There are structural aspects which have been claiming our attention for years and decades but we have done nothing apart from making pious statements of intention. Countries that have sustainably ventured out into new product markets and leagued up with world class producers into newer production lines have been investing heavily in the scientific and engineering education of their citizens. They have managed to insulate themselves more surely against the vagaries of world economic conditions because they have come to rely on multiple levers of economic production. If one or two of these failed to respond, they can always depend on the rest of them. We have not been as far reaching as they have been. Instead of this type of frequent re-engineering of our production base, we have concentrated on more immediate marginal fiscal redress while our entrepreneurs have preferred to gratify themselves with short term advantages such as currency depreciation and the lowest possible interest rates, only to find themselves hit by every new wave of global economic distress. The new Minister of Finance has to make them cross this customary threshold and make for our longer term viability by helping producers grapple with the real world’s tough new economic challenges.

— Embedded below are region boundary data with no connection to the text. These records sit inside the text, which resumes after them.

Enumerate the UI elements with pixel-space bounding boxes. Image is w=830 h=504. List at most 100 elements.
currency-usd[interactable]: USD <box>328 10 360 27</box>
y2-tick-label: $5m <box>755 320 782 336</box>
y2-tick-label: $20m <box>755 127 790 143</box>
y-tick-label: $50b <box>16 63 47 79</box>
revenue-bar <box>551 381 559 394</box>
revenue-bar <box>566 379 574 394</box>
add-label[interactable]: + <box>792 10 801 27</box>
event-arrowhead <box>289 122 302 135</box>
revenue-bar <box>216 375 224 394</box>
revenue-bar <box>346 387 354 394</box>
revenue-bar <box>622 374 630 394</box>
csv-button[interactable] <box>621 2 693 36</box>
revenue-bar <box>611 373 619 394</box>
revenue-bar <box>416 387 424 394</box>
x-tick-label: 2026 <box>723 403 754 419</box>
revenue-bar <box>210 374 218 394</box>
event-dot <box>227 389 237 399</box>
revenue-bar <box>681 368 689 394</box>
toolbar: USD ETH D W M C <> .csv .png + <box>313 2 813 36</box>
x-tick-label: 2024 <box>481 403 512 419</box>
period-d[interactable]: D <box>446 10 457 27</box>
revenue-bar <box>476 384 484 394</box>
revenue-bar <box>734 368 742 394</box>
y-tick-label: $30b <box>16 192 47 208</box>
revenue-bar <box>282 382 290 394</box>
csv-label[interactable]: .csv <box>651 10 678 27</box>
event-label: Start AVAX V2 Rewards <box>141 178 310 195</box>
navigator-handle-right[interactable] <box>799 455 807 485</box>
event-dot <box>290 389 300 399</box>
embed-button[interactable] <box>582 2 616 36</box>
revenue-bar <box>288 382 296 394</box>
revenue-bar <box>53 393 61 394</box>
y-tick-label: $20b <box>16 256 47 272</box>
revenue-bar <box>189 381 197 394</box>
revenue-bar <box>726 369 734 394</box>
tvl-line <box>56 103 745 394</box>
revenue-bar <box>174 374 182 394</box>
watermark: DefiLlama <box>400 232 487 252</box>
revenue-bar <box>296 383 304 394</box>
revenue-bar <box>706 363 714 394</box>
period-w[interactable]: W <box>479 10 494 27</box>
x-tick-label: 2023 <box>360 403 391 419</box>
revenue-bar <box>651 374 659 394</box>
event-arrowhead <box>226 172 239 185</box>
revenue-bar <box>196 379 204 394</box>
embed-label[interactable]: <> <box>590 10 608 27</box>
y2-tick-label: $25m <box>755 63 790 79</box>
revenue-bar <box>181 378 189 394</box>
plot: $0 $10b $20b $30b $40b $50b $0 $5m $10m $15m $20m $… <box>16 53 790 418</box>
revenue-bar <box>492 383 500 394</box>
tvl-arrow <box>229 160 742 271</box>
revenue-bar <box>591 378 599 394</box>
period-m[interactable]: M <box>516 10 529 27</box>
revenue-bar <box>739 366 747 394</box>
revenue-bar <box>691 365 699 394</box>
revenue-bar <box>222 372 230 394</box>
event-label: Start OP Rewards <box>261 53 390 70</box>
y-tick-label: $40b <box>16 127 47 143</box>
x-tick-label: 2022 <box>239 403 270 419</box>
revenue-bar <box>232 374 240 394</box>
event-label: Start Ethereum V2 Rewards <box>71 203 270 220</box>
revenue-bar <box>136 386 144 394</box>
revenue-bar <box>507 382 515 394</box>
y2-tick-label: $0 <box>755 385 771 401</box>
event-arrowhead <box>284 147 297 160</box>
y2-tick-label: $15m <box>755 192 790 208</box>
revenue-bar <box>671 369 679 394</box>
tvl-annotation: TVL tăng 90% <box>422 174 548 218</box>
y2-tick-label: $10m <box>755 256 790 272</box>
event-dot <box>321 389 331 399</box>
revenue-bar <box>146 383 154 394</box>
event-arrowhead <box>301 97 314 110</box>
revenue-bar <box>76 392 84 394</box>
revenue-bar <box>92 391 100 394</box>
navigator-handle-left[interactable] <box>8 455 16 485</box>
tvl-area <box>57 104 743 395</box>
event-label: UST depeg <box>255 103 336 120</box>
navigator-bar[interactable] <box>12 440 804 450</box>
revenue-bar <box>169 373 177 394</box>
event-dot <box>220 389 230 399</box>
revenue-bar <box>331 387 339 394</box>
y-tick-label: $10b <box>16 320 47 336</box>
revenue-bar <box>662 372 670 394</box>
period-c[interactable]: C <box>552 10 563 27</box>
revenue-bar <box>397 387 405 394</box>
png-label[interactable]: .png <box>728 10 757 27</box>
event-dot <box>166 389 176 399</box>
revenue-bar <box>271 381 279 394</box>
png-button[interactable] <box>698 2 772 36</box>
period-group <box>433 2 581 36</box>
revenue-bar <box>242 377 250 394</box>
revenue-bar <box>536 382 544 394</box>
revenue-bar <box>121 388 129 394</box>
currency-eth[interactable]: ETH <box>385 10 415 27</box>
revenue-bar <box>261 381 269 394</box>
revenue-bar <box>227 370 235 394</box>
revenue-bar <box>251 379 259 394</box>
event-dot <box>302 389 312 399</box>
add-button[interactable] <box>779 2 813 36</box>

Mauritius has everything to gain by making the quantum jump whenever the occasion demands. Occasions have been plenty. We managed to miss out on electronics. We missed out on doing light engineering with global partners. We drove our education not to match changing patterns of global demand but to rest on our laurels in textiles and real estate development and rent seeking. We did not quantify the number of technicians we will need to produce annually to get a share of global markets in which demand did not flag despite depressed global economic conditions. It is not too late to start this process and it remains the toughest challenge no doubt for the new Minister of Finance. His father drove us, together with others, into new and plentiful markets for our tourism and textiles. He could earn himself a name as well if he managed to break the sound barrier that keeps his Ministry bogged down dealing with the details and, hence, failing to see the bigger picture and give the necessary orientation therefore.